3/ Bayrou ou le sermon sur la montagne
Laissons la forme. Je croyais Marianne universelle. Passons au fond. Là aussi on a de quoi être déçu. Bayrou s’annonçait loup… poursuivant la brebis galeuse du système. Le voici berger rassemblant les moutons. Le discours n’est pas l’apocalypse d’un système à bout de souffle. Mais le doucereux flûtiau de celui qui veut faire travailler ensemble la gauche et la droite. Mais oui ! C’est bien sûr ! Le fameux « deux Français sur trois » de Valéry Giscard d’Estaing. Ceci ne nous rajeunit pas. Nous attendons avec délice un Bayrou style « le Jean-François Kahn de l’extrême centre » et accueillons avec scepticisme une démocratie chrétienne « pasteurisée ».
Voilà qui laisse à la gauche en général et au PS en particulier l’espace de l’alternative. On aurait tort de ne pas en profiter.
4/ La fraîche défaite
Les propos qu’il a tenus lors d’un conseil d’agglomération à Montpellier, sur l’équipe de football ont de quoi faire sursauter. « Dans l’équipe il y a neuf blacks sur onze, la normalité serait qu’il y en ai trois ou quatre. Ce serait le reflet de la société ».
Dans un cas contesté ou dans l’autre avéré, Georges Frêche fonde donc son analyse de l’équipe de France à partir de la race, tout du moins, de la couleur de la peau.
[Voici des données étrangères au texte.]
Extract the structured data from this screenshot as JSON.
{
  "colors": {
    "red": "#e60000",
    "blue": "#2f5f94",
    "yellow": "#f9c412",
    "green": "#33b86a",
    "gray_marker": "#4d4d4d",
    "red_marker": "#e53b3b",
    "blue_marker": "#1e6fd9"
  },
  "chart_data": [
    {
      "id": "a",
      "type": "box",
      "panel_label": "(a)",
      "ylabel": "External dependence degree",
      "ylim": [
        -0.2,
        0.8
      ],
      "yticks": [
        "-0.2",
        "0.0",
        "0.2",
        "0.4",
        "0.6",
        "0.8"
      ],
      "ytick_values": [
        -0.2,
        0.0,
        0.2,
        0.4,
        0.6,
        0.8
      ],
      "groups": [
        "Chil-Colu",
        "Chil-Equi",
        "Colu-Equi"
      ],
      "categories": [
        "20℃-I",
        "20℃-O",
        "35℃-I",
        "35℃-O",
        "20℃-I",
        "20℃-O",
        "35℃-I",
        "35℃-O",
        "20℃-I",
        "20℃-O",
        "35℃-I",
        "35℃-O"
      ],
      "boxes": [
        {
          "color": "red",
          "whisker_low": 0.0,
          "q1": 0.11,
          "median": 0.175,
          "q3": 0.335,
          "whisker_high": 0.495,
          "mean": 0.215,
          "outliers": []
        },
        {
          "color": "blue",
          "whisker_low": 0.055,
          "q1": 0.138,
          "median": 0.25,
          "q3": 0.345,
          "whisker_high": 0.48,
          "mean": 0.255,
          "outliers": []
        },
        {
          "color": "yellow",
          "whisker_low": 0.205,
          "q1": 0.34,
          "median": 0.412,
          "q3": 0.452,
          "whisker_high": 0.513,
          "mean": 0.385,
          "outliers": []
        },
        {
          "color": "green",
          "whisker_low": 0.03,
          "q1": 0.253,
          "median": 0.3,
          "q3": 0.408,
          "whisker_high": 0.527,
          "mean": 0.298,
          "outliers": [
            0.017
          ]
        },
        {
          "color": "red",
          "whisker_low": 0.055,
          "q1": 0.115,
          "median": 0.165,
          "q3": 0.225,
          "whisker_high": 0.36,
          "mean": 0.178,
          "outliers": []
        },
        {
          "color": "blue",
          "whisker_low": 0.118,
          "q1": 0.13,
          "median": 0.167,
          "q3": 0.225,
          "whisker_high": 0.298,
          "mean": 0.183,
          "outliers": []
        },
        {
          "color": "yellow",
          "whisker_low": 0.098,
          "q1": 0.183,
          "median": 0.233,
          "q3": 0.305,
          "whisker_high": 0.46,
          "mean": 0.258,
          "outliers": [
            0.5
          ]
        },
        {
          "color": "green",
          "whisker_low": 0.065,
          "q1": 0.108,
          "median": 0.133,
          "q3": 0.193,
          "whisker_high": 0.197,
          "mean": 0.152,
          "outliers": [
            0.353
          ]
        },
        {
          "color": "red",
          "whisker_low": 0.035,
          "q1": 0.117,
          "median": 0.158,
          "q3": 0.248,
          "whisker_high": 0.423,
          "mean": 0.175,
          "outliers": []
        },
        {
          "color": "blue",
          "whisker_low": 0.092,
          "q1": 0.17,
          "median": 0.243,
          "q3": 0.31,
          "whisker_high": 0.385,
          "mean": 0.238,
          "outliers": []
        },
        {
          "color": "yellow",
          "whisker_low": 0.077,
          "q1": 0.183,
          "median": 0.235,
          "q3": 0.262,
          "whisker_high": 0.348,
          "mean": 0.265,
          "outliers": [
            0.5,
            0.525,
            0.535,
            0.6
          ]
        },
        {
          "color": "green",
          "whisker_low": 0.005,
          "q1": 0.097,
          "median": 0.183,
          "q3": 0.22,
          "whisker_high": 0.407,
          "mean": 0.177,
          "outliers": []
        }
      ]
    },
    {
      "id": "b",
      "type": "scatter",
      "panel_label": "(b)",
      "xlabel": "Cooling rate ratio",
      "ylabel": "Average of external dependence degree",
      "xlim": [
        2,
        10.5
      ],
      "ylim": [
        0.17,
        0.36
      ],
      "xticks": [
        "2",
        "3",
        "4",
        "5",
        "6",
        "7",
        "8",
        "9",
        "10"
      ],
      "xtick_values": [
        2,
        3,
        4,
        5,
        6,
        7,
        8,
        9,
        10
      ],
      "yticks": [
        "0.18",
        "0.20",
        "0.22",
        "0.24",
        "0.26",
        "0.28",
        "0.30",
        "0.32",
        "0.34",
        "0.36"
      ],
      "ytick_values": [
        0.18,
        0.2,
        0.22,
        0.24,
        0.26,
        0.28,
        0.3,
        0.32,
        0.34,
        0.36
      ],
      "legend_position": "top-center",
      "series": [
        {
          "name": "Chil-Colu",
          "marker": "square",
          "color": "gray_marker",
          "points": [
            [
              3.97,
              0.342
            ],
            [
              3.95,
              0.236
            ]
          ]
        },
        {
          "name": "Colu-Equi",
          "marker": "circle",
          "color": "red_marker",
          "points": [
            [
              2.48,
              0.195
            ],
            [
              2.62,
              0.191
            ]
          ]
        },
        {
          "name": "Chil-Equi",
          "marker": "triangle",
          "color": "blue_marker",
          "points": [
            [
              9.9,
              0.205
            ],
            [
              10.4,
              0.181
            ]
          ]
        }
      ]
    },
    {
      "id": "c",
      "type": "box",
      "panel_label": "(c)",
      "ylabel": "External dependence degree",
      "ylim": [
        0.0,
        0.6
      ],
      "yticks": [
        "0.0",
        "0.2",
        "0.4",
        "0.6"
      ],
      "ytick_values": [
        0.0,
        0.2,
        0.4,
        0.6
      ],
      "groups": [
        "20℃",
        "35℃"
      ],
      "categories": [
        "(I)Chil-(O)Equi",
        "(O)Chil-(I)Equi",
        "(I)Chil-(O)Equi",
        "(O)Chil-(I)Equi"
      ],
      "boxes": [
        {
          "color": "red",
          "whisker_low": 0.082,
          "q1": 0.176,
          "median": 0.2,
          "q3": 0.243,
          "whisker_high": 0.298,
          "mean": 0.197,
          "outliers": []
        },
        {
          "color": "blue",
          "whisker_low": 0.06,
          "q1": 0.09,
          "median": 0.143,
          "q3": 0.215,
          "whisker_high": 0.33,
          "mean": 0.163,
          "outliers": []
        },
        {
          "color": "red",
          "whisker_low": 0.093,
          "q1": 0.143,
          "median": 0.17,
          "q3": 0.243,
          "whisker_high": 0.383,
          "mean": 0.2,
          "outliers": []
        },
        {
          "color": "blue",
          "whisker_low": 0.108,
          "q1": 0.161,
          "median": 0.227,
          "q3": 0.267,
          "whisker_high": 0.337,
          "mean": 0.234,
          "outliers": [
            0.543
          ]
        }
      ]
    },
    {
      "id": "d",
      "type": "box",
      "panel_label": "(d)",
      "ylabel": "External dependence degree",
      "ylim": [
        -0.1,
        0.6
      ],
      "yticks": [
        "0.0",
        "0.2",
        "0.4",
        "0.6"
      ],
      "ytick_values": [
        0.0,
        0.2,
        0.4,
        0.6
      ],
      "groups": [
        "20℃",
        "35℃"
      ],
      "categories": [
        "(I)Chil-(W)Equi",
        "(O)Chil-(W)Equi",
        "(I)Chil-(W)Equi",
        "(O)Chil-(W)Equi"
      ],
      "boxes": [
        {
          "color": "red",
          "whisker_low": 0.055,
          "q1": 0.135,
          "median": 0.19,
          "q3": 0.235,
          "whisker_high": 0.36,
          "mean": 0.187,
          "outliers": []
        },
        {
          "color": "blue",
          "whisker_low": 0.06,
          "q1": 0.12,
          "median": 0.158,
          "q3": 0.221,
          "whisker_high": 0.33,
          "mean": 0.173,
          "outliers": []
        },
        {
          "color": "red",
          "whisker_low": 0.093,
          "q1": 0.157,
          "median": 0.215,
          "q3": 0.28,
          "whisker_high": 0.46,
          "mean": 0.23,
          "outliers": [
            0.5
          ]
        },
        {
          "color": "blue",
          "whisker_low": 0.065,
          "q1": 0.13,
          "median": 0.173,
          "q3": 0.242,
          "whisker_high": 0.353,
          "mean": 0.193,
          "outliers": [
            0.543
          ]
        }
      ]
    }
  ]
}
Lorsque Le Pen déclarait qu’il y avait trop de juifs dans la presse Parisienne, il tenait des propos antisémites et Georges Frêche demandait à Monsieur le Président Blanc qui gouvernait avec le Front National de le condamner ou de s’en aller.
Mais ceci est tellement évident que je n’ai aucun doute sur l’issue de la commission des conflits. Outre le fait que George Frêche est suffisamment instruit des propos de Le Pen en déclarant mot à mot la même chose. Il faudrait un sens aigu de la rhétorique pour démontrer que distinguer les blancs des noirs dans une équipe ne relève pas d’une analyse raciale. Quand même ! Le fait que Georges Frêche ne l’ai pas perçu en dit long sur notre défaite en ce domaine. A vouloir troquer des principes contre un prétendu bon sens populaire on finit par passer la frontière.
A moins que les propos n’aient pas été tenus, c’est possible mais alors il ne fallait pas convoquer une conférence de presse le lendemain pour les expliciter. Cette histoire est illustrative de notre désarroi face au choc des identifications. Le principe d’égalité ne fonctionne plus, percuté qu’il est par le différencialisme et l’illusion de sa capacité intégratrice si ce n’est assimilatrice.
Nous sommes confrontés à une crise générale de la représentation où l’inégalité de traitement est légitimée par l’égalité formelle.
Si la gauche n’ouvre pas le chantier de l’égalité réelle civique qui ne serait se substituer à celle de l’égalité réelle sociale, mais participe du même mouvement de l’égalité réelle comme DSK l’a proposé. Alors le risque est grand d’une radicalisation. Dieudonné bouffon triste de l’antisémitisme a été jusqu’au bout. Du droit à la différence contre Le Pen, à la reconnaissance du droit de Le Pen à affirmer la sienne. Prenons acte de ce que la dernière sortie de Georges Frêche est une défaite. Il y a urgence à la clarté dans nos rangs et à prendre la tête du nouveau mouvement pour le renouveau des droits civiques.